Part 1

34 2 6
                                    

Butiran air hujan turun perlahan membasahi bumi. Bulir-bulir air membasahi dedaunan. Aku pandangi salah satu anugerah dari Tuhan itu dengan berbagai rasa. Mengalihkan perhatianku sejenak, dari penatnya kuliah siang ini.

Bagiku hujan bukan hanya romantis, tetapi penuh makna. Air dari langit itu memberi harapan hidup. Penghubung antara langit dan bumi.

"Hujan itu adalah  sebuah peristiwa presipitasi. Yaitu jatuhnya cairan dari atmosfer yang berwujud cair maupun beku ke permukaan bumi yang berwujud cairan." Setengah terkantuk kumendengar ucapan Pak Iswanto, dosen hidrologi.

Slide-slide power point tidak mampu mengenyahkan rasa kantukku yang begitu berat.

"Tina, bangun! Kuliah udah beres!" teriak suara bariton di sebelahku. 

Aku membuka mata, mengerenyitkan alis. Kupandangi sumber suara di sebelahku. Uda Hendi. Kuedarkan pandanganku ke seluruh penjuru kelas. Sepi. Semua mahasiswa sudah pulang. Uda Hendi terakhir pulang karena dia adalah asisten dosen.

"Eh, Uda. Pak Is, sudah keluar kelas?" 

"Udah dari tadi."

"Ya, Allah, ngantuk banget hari ini," ucapku sambil mengucek mata. 

"Makanya, jangan begadang."

"Banyak tugas, Da. Tadi malam gak tidur ngerjain tugas morfologi. Semester ini jadwal aku padat. Gak kayak Uda yang udah nyantei."

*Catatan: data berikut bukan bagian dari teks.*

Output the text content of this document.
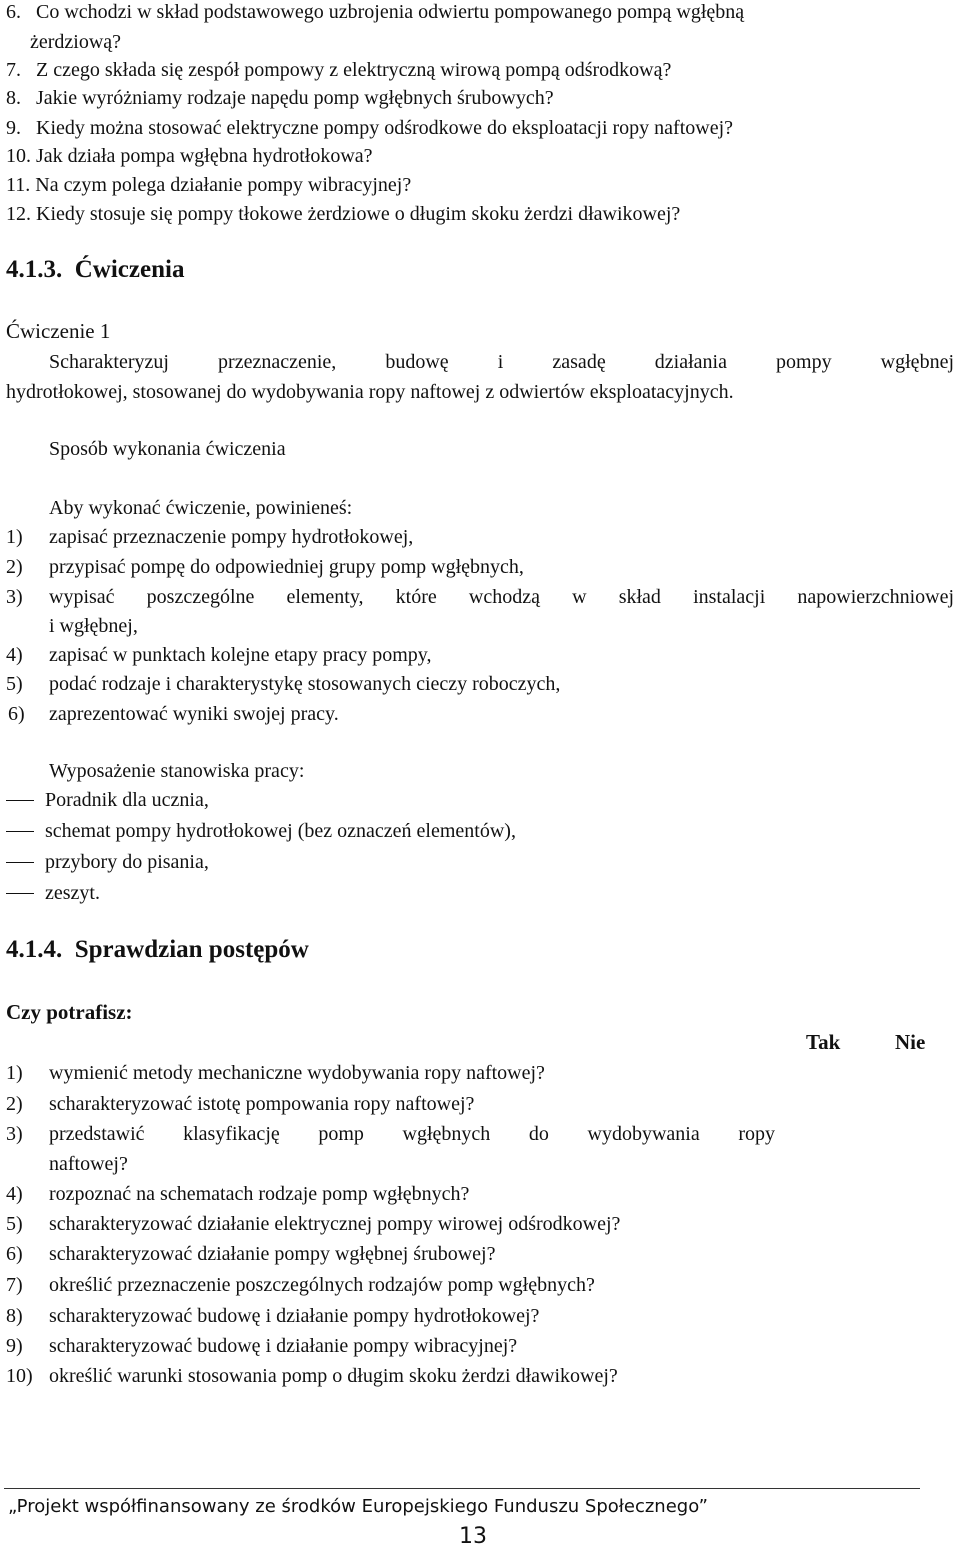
6.   Co wchodzi w skład podstawowego uzbrojenia odwiertu pompowanego pompą wgłębną
żerdziową?
7.   Z czego składa się zespół pompowy z elektryczną wirową pompą odśrodkową?
8.   Jakie wyróżniamy rodzaje napędu pomp wgłębnych śrubowych?
9.   Kiedy można stosować elektryczne pompy odśrodkowe do eksploatacji ropy naftowej?
10. Jak działa pompa wgłębna hydrotłokowa?
11. Na czym polega działanie pompy wibracyjnej?
12. Kiedy stosuje się pompy tłokowe żerdziowe o długim skoku żerdzi dławikowej?
4.1.3. Ćwiczenia
Ćwiczenie 1
Scharakteryzuj przeznaczenie, budowę i zasadę działania pompy wgłębnej
hydrotłokowej, stosowanej do wydobywania ropy naftowej z odwiertów eksploatacyjnych.
Sposób wykonania ćwiczenia
Aby wykonać ćwiczenie, powinieneś:
1) zapisać przeznaczenie pompy hydrotłokowej,
2) przypisać pompę do odpowiedniej grupy pomp wgłębnych,
3) wypisać poszczególne elementy, które wchodzą w skład instalacji napowierzchniowej
i wgłębnej,
4) zapisać w punktach kolejne etapy pracy pompy,
5) podać rodzaje i charakterystykę stosowanych cieczy roboczych,
6) zaprezentować wyniki swojej pracy.
Wyposażenie stanowiska pracy:
Poradnik dla ucznia,
schemat pompy hydrotłokowej (bez oznaczeń elementów),
przybory do pisania,
zeszyt.
4.1.4. Sprawdzian postępów
Czy potrafisz:
Tak	Nie
1) wymienić metody mechaniczne wydobywania ropy naftowej?
2) scharakteryzować istotę pompowania ropy naftowej?
3) przedstawić klasyfikację pomp wgłębnych do wydobywania ropy
naftowej?
4) rozpoznać na schematach rodzaje pomp wgłębnych?
5) scharakteryzować działanie elektrycznej pompy wirowej odśrodkowej?
6) scharakteryzować działanie pompy wgłębnej śrubowej?
7) określić przeznaczenie poszczególnych rodzajów pomp wgłębnych?
8) scharakteryzować budowę i działanie pompy hydrotłokowej?
9) scharakteryzować budowę i działanie pompy wibracyjnej?
10) określić warunki stosowania pomp o długim skoku żerdzi dławikowej?
„Projekt współfinansowany ze środków Europejskiego Funduszu Społecznego”
13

"Yoi. Aku ada di kelas ini karena disuruh Pak Iswanto, dosen pembimbing aku, untuk jadi asdos. Kalo enggak sih, ngapain kuliah bareng anak-anak labil kayak kamu."

"Hmm, kayak sendirinya gak labil aja. Uda itu bukan cuma labil tapi juga bucin."

"Dasar!"

"Iya, penelitiannya aja tentang curah hujan. Mirip kayak pujangga yang cinta hujan. Hehe."

"Iya, deh. Gak apa dibilang labil atau bucin kalo asal kamu yang bilang, aku suka. Yuk, kita pulang!"

Deg. Entah mengapa perkataan Uda Hendi begitu menusuk hatiku. Ah, andai kamu tahu, Da. Kamu punya ruang istimewa di hatiku.

"Hei, Tina! Bengong aja. Minggu depan, kita dapat tugas untuk praktek ngitung debit air di Katulampa."

"Oh, iya, Da. Bukannya tadi bahas hujan dan proses terjadinya hujan aja? Kok udah sampe bahasan debit air?"

"Wah, kamu ketinggalan banyak materi, Tina! Udah sedikit bahas debit air. Minggu depan kita ke Katulampa."

"Woow, asyik jalan-jalan. Yeay!" seruku dengan bahagia. Seperti anak taman kanak-kanak yang akan pergi rekreasi.

Satu hal yang paling aku suka di jurusanku ini adalah saat praktek lapang. Sejujurnya aku kuliah di sini, karena ingin membahagiakan ibu. Ibu ingin salah satu anaknya masuk jurusan IPA. Sementara dua kakakku masuk jurusan IPS. Padahal aku sangat mencintai dunia sastra, bukan otak sains.

"Yah dia malah bengong lagi. Ayo, Tina! Beresin diktatnya, kita pulang!"

"Iya, Uda."

Kulirik wajah tampan itu. Hatiku mendesir, entah mengapa selalu ada getaran halus itu. Masuk perlahan dalam relung kalbuku. Memberikan ketenangan dan rasa nyaman. Padahal kami baru dekat saat ada di kelas ini.

Perlahan kurapikan tumpukan buku tulisan, fotokopian materi kuliah dan diktat tebal. Beruntungnya tas ranselku mampu menampung semua perlengkapan kuliahku. Setelah selesai, kutatap tubuh gagahnya. "Ayo Uda, kita pulang."